Certain teleost fish have large anatomically discrete islet organs called Brockmann bodies (BBs). When transplanted into streptozotocin diabetic athymic nude mice, tilapia BBs provide long-term normoglycemia. This has afforded us the opportunity to examine tilapia islet in vivo function in a non-piscine environment and compare this with in vivo function in the donor species. As expected, fasting and non-fasting glycemic levels in long-term murine recipients of tilapia BBs were analogous to corresponding values in donor tilapia, but, surprisingly, tilapia BB grafts provided mammalian-like glucose tolerance profiles. Teleost fish, in general, are severely glucose intolerant. When glucose tolerance tests were performed in tilapia, the mean glucose disappearance rates were very low; however, diabetic nude mice bearing long-term tilapia BB grafts were extremely glucose responsive. This suggested a severe or absolute peripheral resistance to the glucostatic effects of insulin. Using Western blotting with polyclonal antibodies and then confirmed by Northern analysis, tilapia peripheral tissues appear to be devoid of GLUT-4, the insulin-sensitive glucose transporter responsible for the hypoglycemic effect of insulin in mammals, but not GLUT-1, the insulin independent glucose transporter. This may explain why tilapia, and possibly other teleost fish, are severely glucose intolerant after pharmacologic glucose-loading. Because tilapia do not tend to consume large quantities of glucose in the wild, it is not surprising that they have evolved without a mechanism to move glucose rapidly from the bloodstream into muscle and fat.
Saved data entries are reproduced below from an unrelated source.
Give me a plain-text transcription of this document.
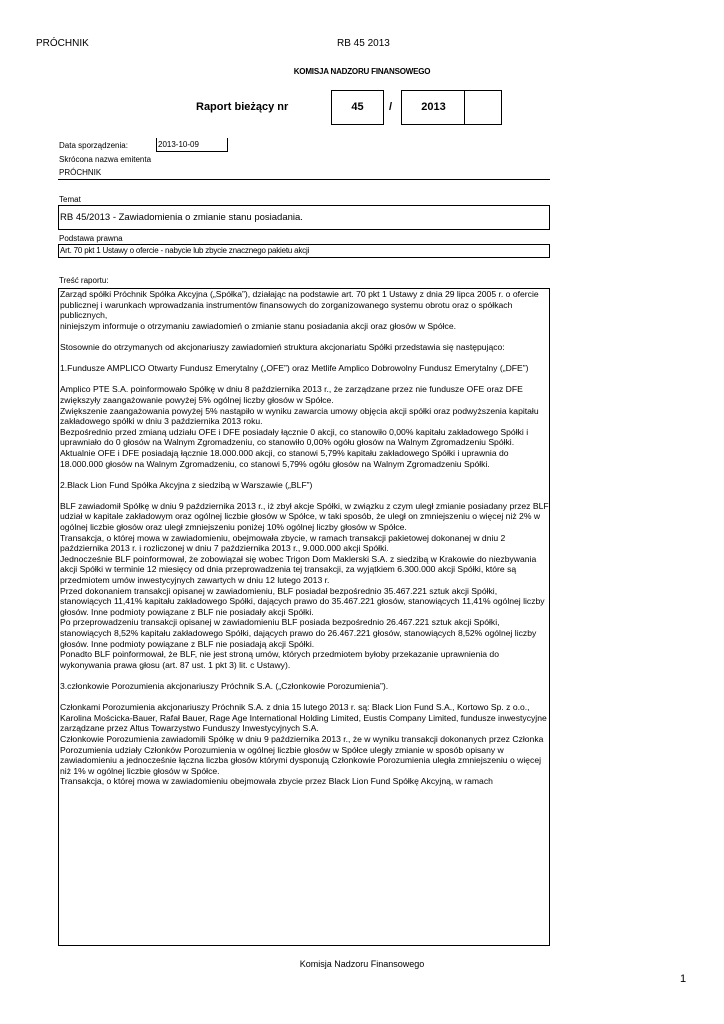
PRÓCHNIK	RB 45 2013
KOMISJA NADZORU FINANSOWEGO
Raport bieżący nr	45	/	2013
Data sporządzenia:	2013-10-09
Skrócona nazwa emitenta
PRÓCHNIK
Temat
RB 45/2013 - Zawiadomienia o zmianie stanu posiadania.
Podstawa prawna
Art. 70 pkt 1 Ustawy o ofercie - nabycie lub zbycie znacznego pakietu akcji
Treść raportu:

Zarząd spółki Próchnik Spółka Akcyjna („Spółka”), działając na podstawie art. 70 pkt 1 Ustawy z dnia 29 lipca 2005 r. o ofercie publicznej i warunkach wprowadzania instrumentów finansowych do zorganizowanego systemu obrotu oraz o spółkach publicznych,

niniejszym informuje o otrzymaniu zawiadomień o zmianie stanu posiadania akcji oraz głosów w Spółce.

Stosownie do otrzymanych od akcjonariuszy zawiadomień struktura akcjonariatu Spółki przedstawia się następująco:

1.Fundusze AMPLICO Otwarty Fundusz Emerytalny („OFE”) oraz Metlife Amplico Dobrowolny Fundusz Emerytalny („DFE”)

Amplico PTE S.A. poinformowało Spółkę w dniu 8 października 2013 r., że zarządzane przez nie fundusze OFE oraz DFE zwiększyły zaangażowanie powyżej 5% ogólnej liczby głosów w Spółce.

Zwiększenie zaangażowania powyżej 5% nastąpiło w wyniku zawarcia umowy objęcia akcji spółki oraz podwyższenia kapitału zakładowego spółki w dniu 3 października 2013 roku.

Bezpośrednio przed zmianą udziału OFE i DFE posiadały łącznie 0 akcji, co stanowiło 0,00% kapitału zakładowego Spółki i uprawniało do 0 głosów na Walnym Zgromadzeniu, co stanowiło 0,00% ogółu głosów na Walnym Zgromadzeniu Spółki.

Aktualnie OFE i DFE posiadają łącznie 18.000.000 akcji, co stanowi 5,79% kapitału zakładowego Spółki i uprawnia do 18.000.000 głosów na Walnym Zgromadzeniu, co stanowi 5,79% ogółu głosów na Walnym Zgromadzeniu Spółki.

2.Black Lion Fund Spółka Akcyjna z siedzibą w Warszawie („BLF”)

BLF zawiadomił Spółkę w dniu 9 października 2013 r., iż zbył akcje Spółki, w związku z czym uległ zmianie posiadany przez BLF udział w kapitale zakładowym oraz ogólnej liczbie głosów w Spółce, w taki sposób, że uległ on zmniejszeniu o więcej niż 2% w ogólnej liczbie głosów oraz uległ zmniejszeniu poniżej 10% ogólnej liczby głosów w Spółce.

Transakcja, o której mowa w zawiadomieniu, obejmowała zbycie, w ramach transakcji pakietowej dokonanej w dniu 2 października 2013 r. i rozliczonej w dniu 7 października 2013 r., 9.000.000 akcji Spółki.

Jednocześnie BLF poinformował, że zobowiązał się wobec Trigon Dom Maklerski S.A. z siedzibą w Krakowie do niezbywania akcji Spółki w terminie 12 miesięcy od dnia przeprowadzenia tej transakcji, za wyjątkiem 6.300.000 akcji Spółki, które są przedmiotem umów inwestycyjnych zawartych w dniu 12 lutego 2013 r.

Przed dokonaniem transakcji opisanej w zawiadomieniu, BLF posiadał bezpośrednio 35.467.221 sztuk akcji Spółki, stanowiących 11,41% kapitału zakładowego Spółki, dających prawo do 35.467.221 głosów, stanowiących 11,41% ogólnej liczby głosów. Inne podmioty powiązane z BLF nie posiadały akcji Spółki.

Po przeprowadzeniu transakcji opisanej w zawiadomieniu BLF posiada bezpośrednio 26.467.221 sztuk akcji Spółki, stanowiących 8,52% kapitału zakładowego Spółki, dających prawo do 26.467.221 głosów, stanowiących 8,52% ogólnej liczby głosów. Inne podmioty powiązane z BLF nie posiadają akcji Spółki.

Ponadto BLF poinformował, że BLF, nie jest stroną umów, których przedmiotem byłoby przekazanie uprawnienia do wykonywania prawa głosu (art. 87 ust. 1 pkt 3) lit. c Ustawy).

3.członkowie Porozumienia akcjonariuszy Próchnik S.A. („Członkowie Porozumienia”).

Członkami Porozumienia akcjonariuszy Próchnik S.A. z dnia 15 lutego 2013 r. są: Black Lion Fund S.A., Kortowo Sp. z o.o., Karolina Mościcka-Bauer, Rafał Bauer, Rage Age International Holding Limited, Eustis Company Limited, fundusze inwestycyjne zarządzane przez Altus Towarzystwo Funduszy Inwestycyjnych S.A.

Członkowie Porozumienia zawiadomili Spółkę w dniu 9 października 2013 r., że w wyniku transakcji dokonanych przez Członka Porozumienia udziały Członków Porozumienia w ogólnej liczbie głosów w Spółce uległy zmianie w sposób opisany w zawiadomieniu a jednocześnie łączna liczba głosów którymi dysponują Członkowie Porozumienia uległa zmniejszeniu o więcej niż 1% w ogólnej liczbie głosów w Spółce.

Transakcja, o której mowa w zawiadomieniu obejmowała zbycie przez Black Lion Fund Spółkę Akcyjną, w ramach

Komisja Nadzoru Finansowego
1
Nevertheless, insulin still appears to play an important role in maintaining normoglycemia in tilapia; however, this is mostly likely a result of its effect on glucose uptake in the liver. We also present comparative data on tilapia beta cell function, quantification of islet cell numbers and types, islet products, insulin gene structure and expression, and beta cell sensitivity to the diabetogenic drug streptozotocin.